I feel like some sort of cultish evangelist when I read my own words in this comment but I can’t tell you how much I appreciate Harville’s philosophy on relationships and marriage. It really is all about knowing yourself and healing yourself through healing your partner. I can’t praise its influence on my life enough.
The thing is that with marriage, you can predict certain things by courting for a while. When you are looking for a job, it’s similar to going out on a blind date with someone and then marrying them the next time you see them.
People, when divorcing, often say, “He/she turned into a completely different person after we got married.” THAT is definitely more likely to happen to your job.
@blink
I see your point, but must disagree with it. Healthy people want to find an equal.
There are plenty of people who want a situation where they can control their mate (you don’t think a guy who is a 6 is going to be in fear of losing a woman that is an 8+ ? how much power does that give her in the relationship?) or avoid getting hurt by picking people that do not scare them or threaten them or whatever.
Blog interesting.
Twitter is getting out of hand.
Sheets, wax. Not related to why I subscribe to your blog.
One big difference between jobs and marriages. The line-up card doesn’t really change in a marriage.
One week from tomorrow I leave a position I’ve been in for just over 12 years. After 10 years I sat down at my desk and the realization hit me that I hated the d@mn place and never wanted to come back and didn’t really know why.

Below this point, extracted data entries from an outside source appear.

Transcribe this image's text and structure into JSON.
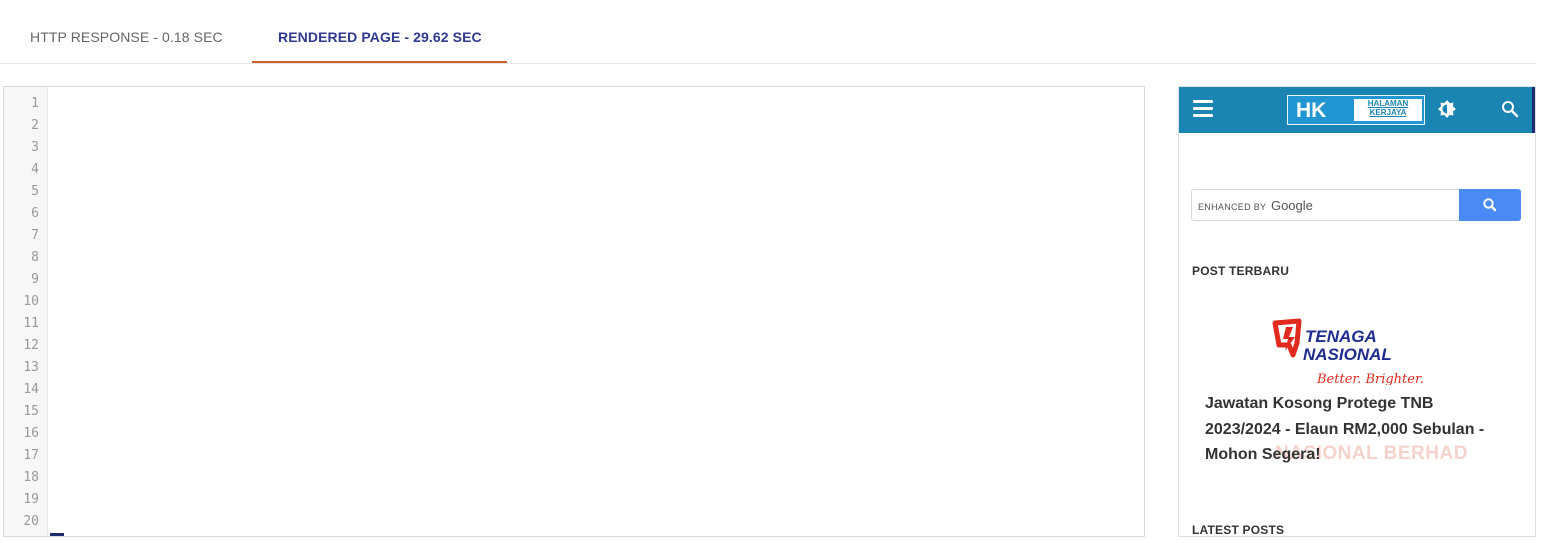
{
  "tabs": {
    "http_response": "HTTP RESPONSE - 0.18 SEC",
    "rendered_page": "RENDERED PAGE - 29.62 SEC"
  },
  "code": {
    "line_numbers": [
      "1",
      "2",
      "3",
      "4",
      "5",
      "6",
      "7",
      "8",
      "9",
      "10",
      "11",
      "12",
      "13",
      "14",
      "15",
      "16",
      "17",
      "18",
      "19",
      "20"
    ]
  },
  "preview": {
    "logo_hk": "HK",
    "logo_line1": "HALAMAN",
    "logo_line2": "KERJAYA",
    "search_prefix": "ENHANCED BY",
    "search_brand": "Google",
    "post_terbaru": "POST TERBARU",
    "thumb_brand_line1": "TENAGA",
    "thumb_brand_line2": "NASIONAL",
    "thumb_tagline": "Better. Brighter.",
    "thumb_ghost": "NASIONAL BERHAD",
    "post_title": "Jawatan Kosong Protege TNB 2023/2024 - Elaun RM2,000 Sebulan - Mohon Segera!",
    "latest_posts": "LATEST POSTS"
  },
  "colors": {
    "accent_tab": "#2f3a8f",
    "tab_underline": "#c9622f",
    "appbar": "#1a85b3",
    "search_button": "#4a8af4"
  }
}
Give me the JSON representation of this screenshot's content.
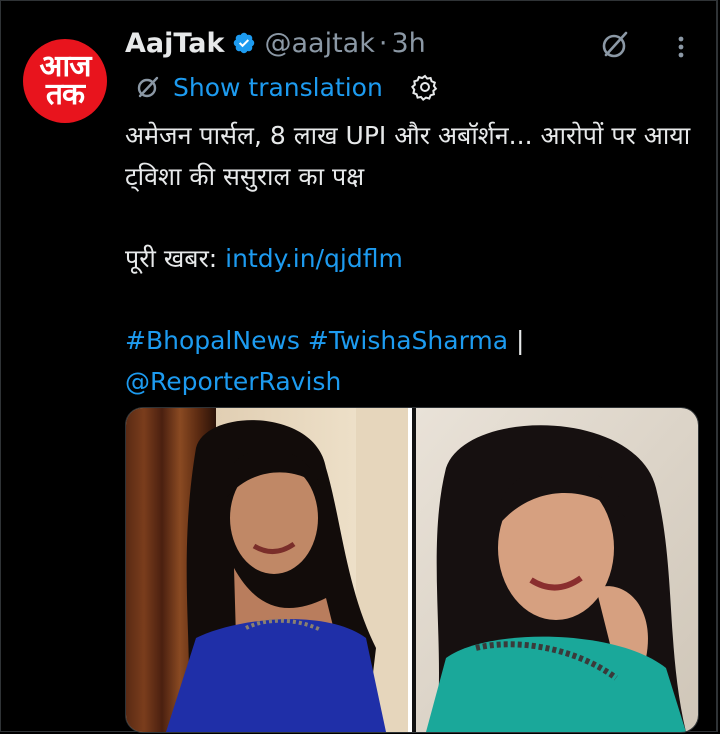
{
  "tweet": {
    "avatar_text": "आज\nतक",
    "display_name": "AajTak",
    "handle": "@aajtak",
    "separator": "·",
    "time": "3h",
    "show_translation": "Show translation",
    "text_line1": "अमेजन पार्सल, 8 लाख UPI और अबॉर्शन... आरोपों पर आया ट्विशा की ससुराल का पक्ष",
    "full_news_label": "पूरी खबर: ",
    "link": "intdy.in/qjdflm",
    "hashtag1": "#BhopalNews",
    "hashtag2": "#TwishaSharma",
    "pipe": " |",
    "mention": "@ReporterRavish"
  },
  "icons": {
    "verified": "verified-badge-icon",
    "grok": "grok-icon",
    "more": "more-options-icon",
    "translate": "translate-icon",
    "settings": "gear-icon"
  },
  "colors": {
    "background": "#000000",
    "text": "#e7e9ea",
    "secondary": "#8b98a5",
    "accent": "#1d9bf0",
    "brand_red": "#e8141d"
  }
}
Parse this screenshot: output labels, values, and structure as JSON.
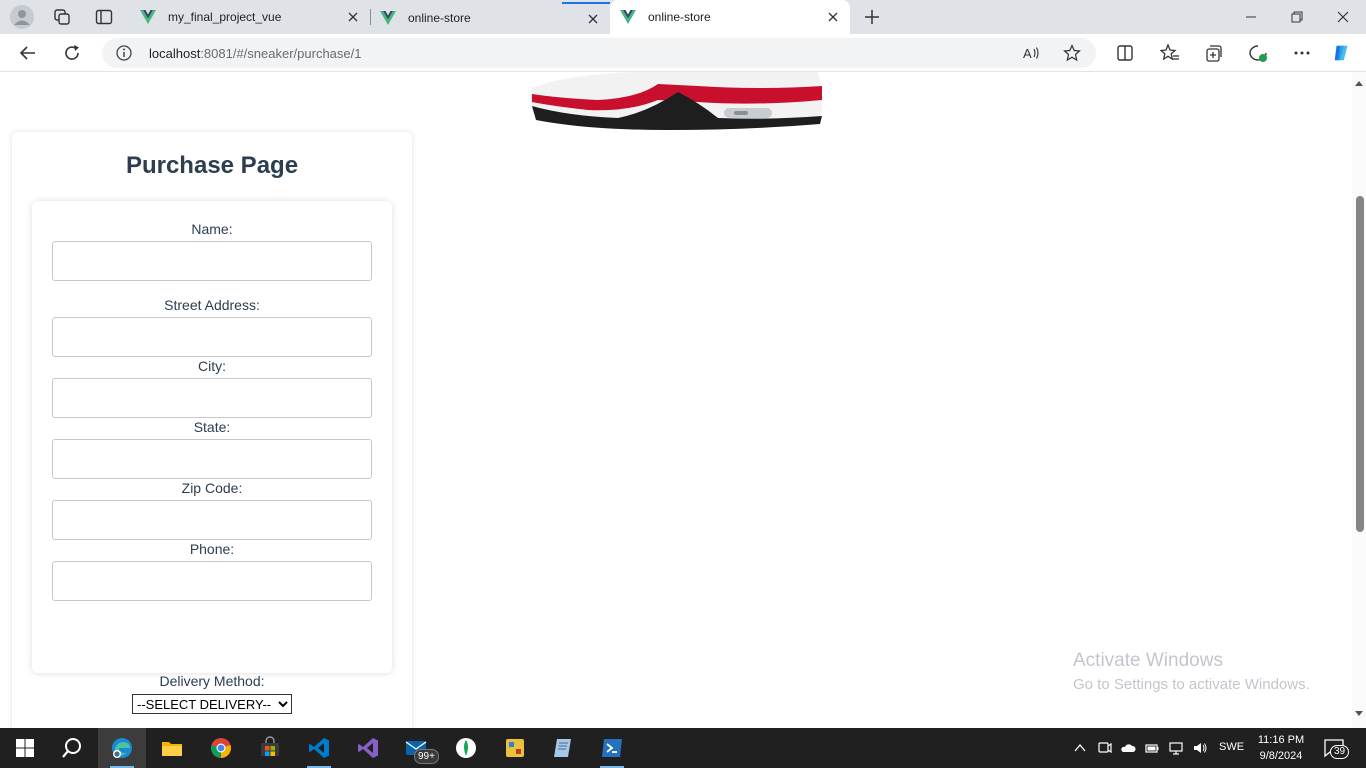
{
  "browser": {
    "tabs": [
      {
        "title": "my_final_project_vue",
        "active": false
      },
      {
        "title": "online-store",
        "active": false
      },
      {
        "title": "online-store",
        "active": true
      }
    ],
    "address": {
      "host": "localhost",
      "rest": ":8081/#/sneaker/purchase/1"
    }
  },
  "page": {
    "title": "Purchase Page",
    "fields": [
      {
        "label": "Name:",
        "value": ""
      },
      {
        "label": "Street Address:",
        "value": ""
      },
      {
        "label": "City:",
        "value": ""
      },
      {
        "label": "State:",
        "value": ""
      },
      {
        "label": "Zip Code:",
        "value": ""
      },
      {
        "label": "Phone:",
        "value": ""
      }
    ],
    "delivery": {
      "label": "Delivery Method:",
      "selected": "--SELECT DELIVERY--"
    }
  },
  "watermark": {
    "line1": "Activate Windows",
    "line2": "Go to Settings to activate Windows."
  },
  "taskbar": {
    "mail_badge": "99+",
    "language": "SWE",
    "time": "11:16 PM",
    "date": "9/8/2024",
    "notifications": "39"
  },
  "colors": {
    "title": "#2c3e50",
    "vue_green": "#42b883",
    "vue_dark": "#35495e",
    "accent": "#1a73e8"
  }
}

I started looking for jobs basically like what I had. Got lots of interviews but no offers. On a whim I applied for a position managing a staff of 14 instead of being just one of the professionals on the staff. I got the job.
After I accepted the offer I met my new boss for lunch and really wanted to ask “Why did you hire an outsider with little experience in this subset area instead of hiring within like everyone else does?” Before I could muster the courage to ask, I got my answer. I was being hired to bring in an outsiders view to managing. The boss perceives the staff as lacking focus and caught in the rut of “that’s the way we do it” my predecessor was promoted from within and hesitated to get people back on task because he was once one of the gang.
What had sealed it was during the interview when asked my management theories, I talked mostly about holding the laggards accountable to stop them from dragging down the achievers and using the built-in pay system to insure merit raises went to those who do go work rather than passing them out willy-nilly to anyone who hadn’t screwed up too bad.
Without realizing it at the time, I was actually venting about the very things that had left me hating my job. When my old boss left five years ago, my new boss was hired within and while no manager can make a lazy person work hard, bad management can make hard workers lazy. It resonated with my new boss because those were the very shortcomings the boss wanted fixed.
though people might and should disagree on such contraversial topics as this post, in defense of PT, her title is “advice at the intersection of work and life”.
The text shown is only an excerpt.